Some have the urge to wreck the world, and they're nuts.

To be seen as the underdog

If you're being told off by a person with more power,
the risk of falling down into a hole is getting higher.
Unless your plan of defence is someone mightier than[incomprehensible]

You are seen as the underdog.

Elimination is a skill that's hard to find
And you can ask for ill to draw the line

If you make the choice to be the victim you have to stop.
Set your mind on something difficult and don't give up.
It increases your self-confidence; you'll be on top.

You're not seen as the underdog


OK, well, yeah, rock lyrics don't really usually look good in print. But the rule of thumb (as I remember it) is that lyrics are supposed to look worse in print than they sound on the record. In this case, though, they look better in print.
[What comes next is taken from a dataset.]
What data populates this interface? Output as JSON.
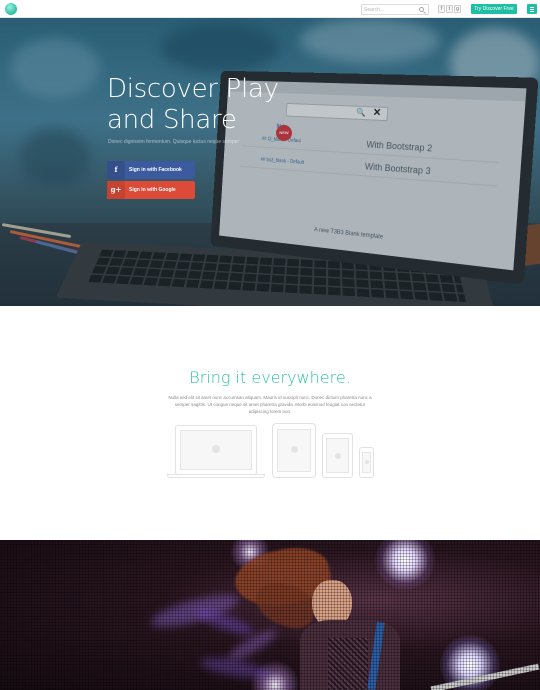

They also sing in Swedish here. Are the words better in Swedish? I dunno. I don't understand Swedish, so they're great--nothing to cringe at, then. So these guys will probably never read this, but just in case: Hey guys, you guys sound GREAT when you sing your songs in Swedish. You know, like all those African guys sing in their native language, and it sounds so exotic? Yeah, do that!

But don't hold it against them. This is a fine album. I'll pull out for a listen again (perhaps many times again) in the future. I recommend it.

Waltermeter? "Interesting sound, but not enough real songs for me, I guess."